The script first sends a parent span that lasts for 90 seconds. Then, it sends four child spans at 20-second intervals. This creates a trace with spans that end at different times, allowing us to observe the time-window limitation of the Jaeger API. The use of time.sleep() is crucial to simulate realistic trace durations and ensure that spans fall outside the suspected 30-60 second window.

Configuration

Before running the script, you'll need to modify the VICTORIA_TRACES_URL variable to point to your VictoriaTraces endpoint. You may also need to adjust the VERIFY_SSL variable depending on your SSL certificate configuration. This flexibility in configuration allows the script to be used in various environments without requiring significant modifications.

Results and Diagnosis

The script's output clearly shows the discrepancy between LogsQL and the Jaeger API. It highlights the number of spans returned by each query and identifies the missing spans. The diagnosis section of the output confirms that the Jaeger API has a time window limitation, filtering out spans that end after approximately 30 seconds from the trace start. The script's clear and concise output makes it easy to understand the issue and verify the bug.

Version Information

We were running VictoriaTraces version victoria-traces-20251014-032256-tags-v0.4.0-0-g8a5f1b618 when we encountered this bug.
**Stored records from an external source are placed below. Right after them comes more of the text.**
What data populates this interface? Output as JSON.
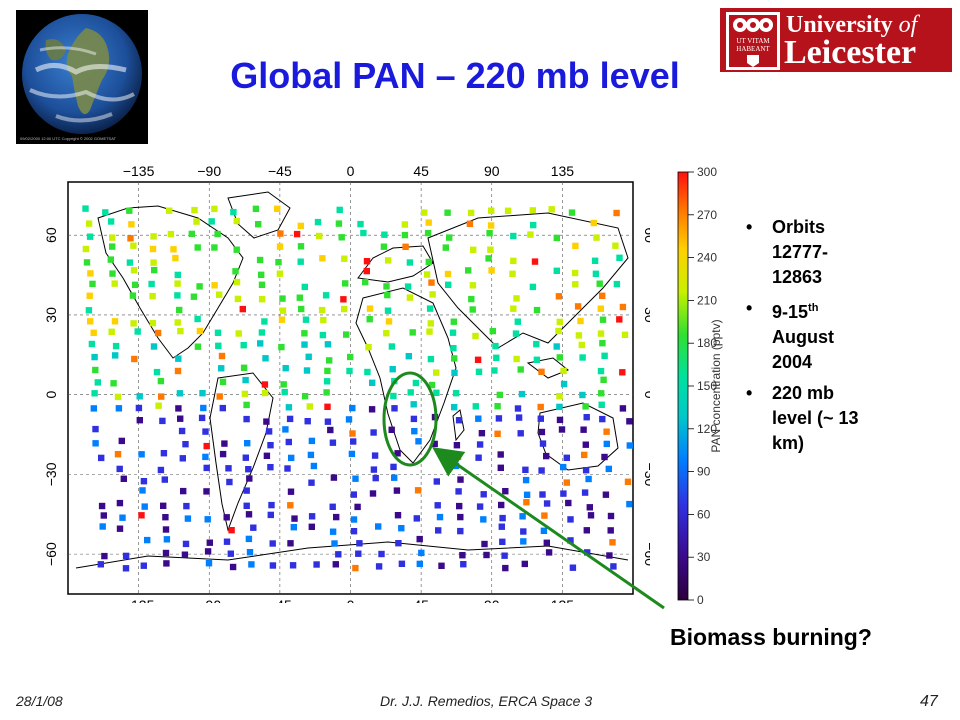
{
  "slide": {
    "title": "Global PAN – 220 mb level",
    "footer": {
      "date": "28/1/08",
      "author": "Dr. J.J. Remedios, ERCA Space 3",
      "page": "47"
    },
    "annotation": "Biomass burning?",
    "bullets": [
      {
        "text": "Orbits 12777-12863"
      },
      {
        "text": "9-15",
        "sup": "th",
        "suffix": " August 2004"
      },
      {
        "text": "220 mb level (~ 13 km)"
      }
    ]
  },
  "logo": {
    "line1": "University",
    "line1_of": "of",
    "line2": "Leicester",
    "crest_text_1": "UT VITAM",
    "crest_text_2": "HABEANT",
    "color": "#b5121b"
  },
  "globe": {
    "caption": "09/02/2000 12:00 UTC Copyright © 2002 GOMETSAT"
  },
  "map": {
    "x_ticks": [
      "−135",
      "−90",
      "−45",
      "0",
      "45",
      "90",
      "135"
    ],
    "y_ticks": [
      "60",
      "30",
      "0",
      "−30",
      "−60"
    ],
    "icons": [
      "highlight-ellipse",
      "arrow"
    ]
  },
  "colorbar": {
    "label": "PAN concentration (pptv)",
    "ticks": [
      "300",
      "270",
      "240",
      "210",
      "180",
      "150",
      "120",
      "90",
      "60",
      "30",
      "0"
    ],
    "colors": [
      "#2b003a",
      "#3b0a8a",
      "#3030e0",
      "#0080ff",
      "#00c8c8",
      "#00e0a0",
      "#30e030",
      "#c8f000",
      "#ffd000",
      "#ff7800",
      "#ff1010"
    ]
  },
  "accent_color": "#1a1adc",
  "arrow_color": "#1d8a1d"
}
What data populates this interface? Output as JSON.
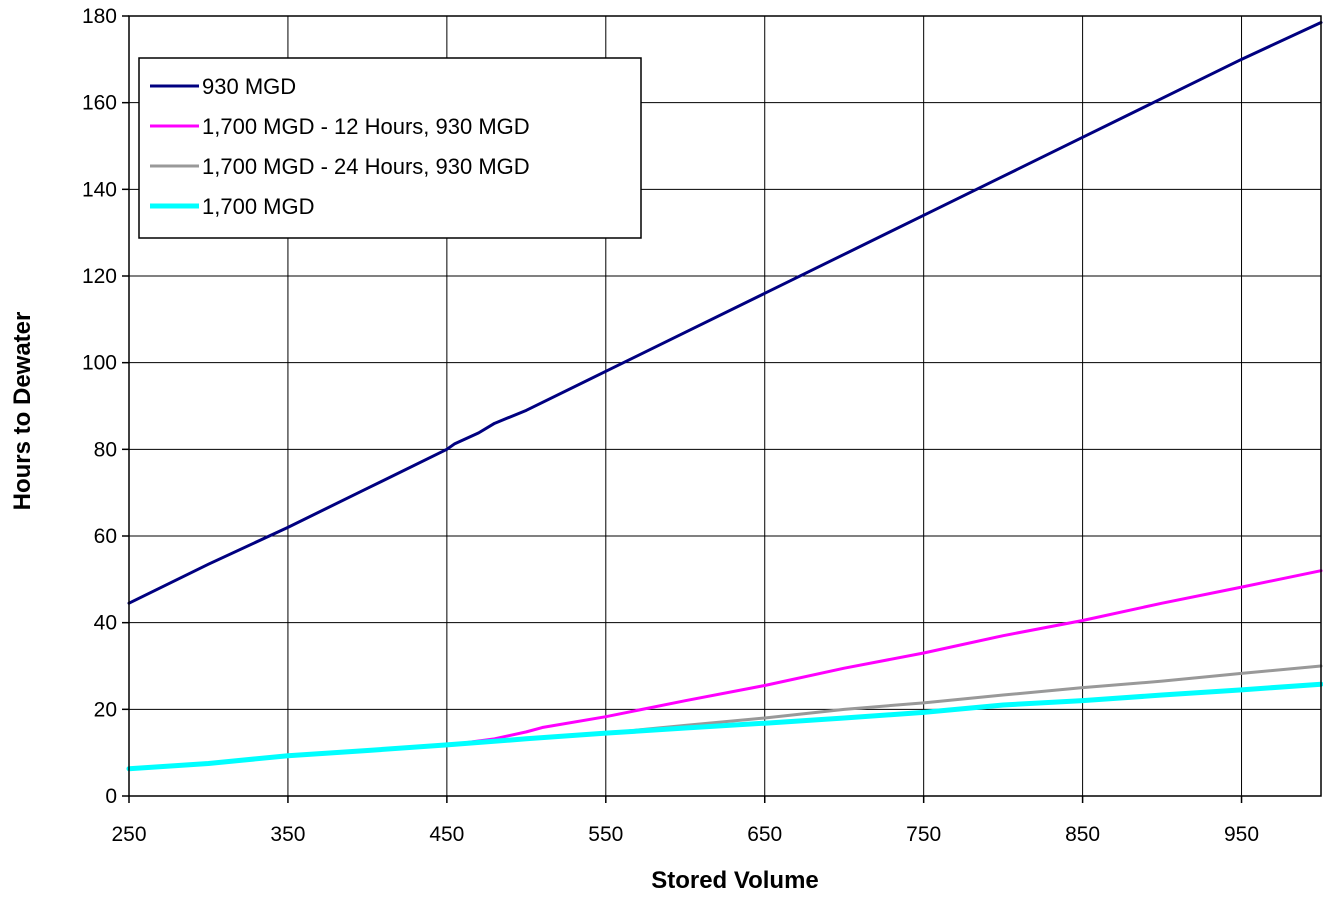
{
  "chart_data": {
    "type": "line",
    "title": "",
    "xlabel": "Stored Volume",
    "ylabel": "Hours to Dewater",
    "xlim": [
      250,
      1000
    ],
    "ylim": [
      0,
      180
    ],
    "x_ticks": [
      250,
      350,
      450,
      550,
      650,
      750,
      850,
      950
    ],
    "y_ticks": [
      0,
      20,
      40,
      60,
      80,
      100,
      120,
      140,
      160,
      180
    ],
    "grid": true,
    "legend_position": "top-left",
    "series": [
      {
        "name": "930 MGD",
        "color": "#000080",
        "points": [
          [
            250,
            44.5
          ],
          [
            300,
            53.5
          ],
          [
            350,
            62
          ],
          [
            400,
            71
          ],
          [
            450,
            80
          ],
          [
            455,
            81.3
          ],
          [
            470,
            83.8
          ],
          [
            480,
            86
          ],
          [
            500,
            89
          ],
          [
            550,
            98
          ],
          [
            600,
            107
          ],
          [
            650,
            116
          ],
          [
            700,
            125
          ],
          [
            750,
            134
          ],
          [
            800,
            143
          ],
          [
            850,
            152
          ],
          [
            900,
            161
          ],
          [
            950,
            170
          ],
          [
            1000,
            178.5
          ]
        ]
      },
      {
        "name": "1,700 MGD - 12 Hours, 930 MGD",
        "color": "#ff00ff",
        "points": [
          [
            250,
            6.3
          ],
          [
            300,
            7.5
          ],
          [
            350,
            9.3
          ],
          [
            400,
            10.5
          ],
          [
            450,
            11.8
          ],
          [
            460,
            12.2
          ],
          [
            480,
            13.2
          ],
          [
            500,
            14.8
          ],
          [
            510,
            15.8
          ],
          [
            550,
            18.3
          ],
          [
            600,
            22
          ],
          [
            650,
            25.5
          ],
          [
            700,
            29.5
          ],
          [
            750,
            33
          ],
          [
            800,
            37
          ],
          [
            850,
            40.5
          ],
          [
            900,
            44.5
          ],
          [
            950,
            48.2
          ],
          [
            1000,
            52
          ]
        ]
      },
      {
        "name": "1,700 MGD - 24 Hours, 930 MGD",
        "color": "#999999",
        "points": [
          [
            250,
            6.3
          ],
          [
            300,
            7.5
          ],
          [
            350,
            9.3
          ],
          [
            400,
            10.5
          ],
          [
            450,
            11.8
          ],
          [
            470,
            12.3
          ],
          [
            500,
            13.2
          ],
          [
            550,
            14.5
          ],
          [
            600,
            16.3
          ],
          [
            650,
            18
          ],
          [
            700,
            20
          ],
          [
            750,
            21.5
          ],
          [
            800,
            23.3
          ],
          [
            850,
            25
          ],
          [
            900,
            26.5
          ],
          [
            950,
            28.3
          ],
          [
            1000,
            30
          ]
        ]
      },
      {
        "name": "1,700 MGD",
        "color": "#00ffff",
        "points": [
          [
            250,
            6.3
          ],
          [
            300,
            7.5
          ],
          [
            350,
            9.3
          ],
          [
            400,
            10.5
          ],
          [
            450,
            11.8
          ],
          [
            500,
            13.2
          ],
          [
            550,
            14.5
          ],
          [
            600,
            15.7
          ],
          [
            650,
            16.8
          ],
          [
            700,
            18
          ],
          [
            750,
            19.3
          ],
          [
            800,
            21
          ],
          [
            850,
            22
          ],
          [
            900,
            23.3
          ],
          [
            950,
            24.5
          ],
          [
            1000,
            25.8
          ]
        ]
      }
    ]
  }
}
This specific version information helps in tracking down the exact source of the issue and ensures that any fixes are targeted appropriately.

Logs and Screenshots

Unfortunately, we don't have access to the server logs directly. However, the provided Python script should allow you to reproduce the issue in your own environment and examine the logs there. Screenshots are not applicable in this case, as the bug is best demonstrated through the script's output and the comparison of span counts.

Command-Line Flags

We didn't use any special command-line flags when running VictoriaTraces. The default configuration should be sufficient to reproduce the bug.

Additional Information

We've provided all the necessary information to reproduce and understand this bug. We hope this helps in resolving the issue quickly.

Conclusion: The Path to Complete Traces

In summary, the VictoriaTraces Jaeger API bug, where only spans ending within a short timeframe are returned, poses a significant challenge to effective application monitoring and debugging. By providing a clear problem description, reproducible test case, and detailed version information, we aim to facilitate a swift resolution. Complete traces are essential for gaining comprehensive insights into application behavior, and we look forward to a fix that addresses this limitation.

We hope this detailed explanation has been helpful! Let us know if you have any questions or if you encounter similar issues. Let's work together to make our tracing systems more reliable and insightful.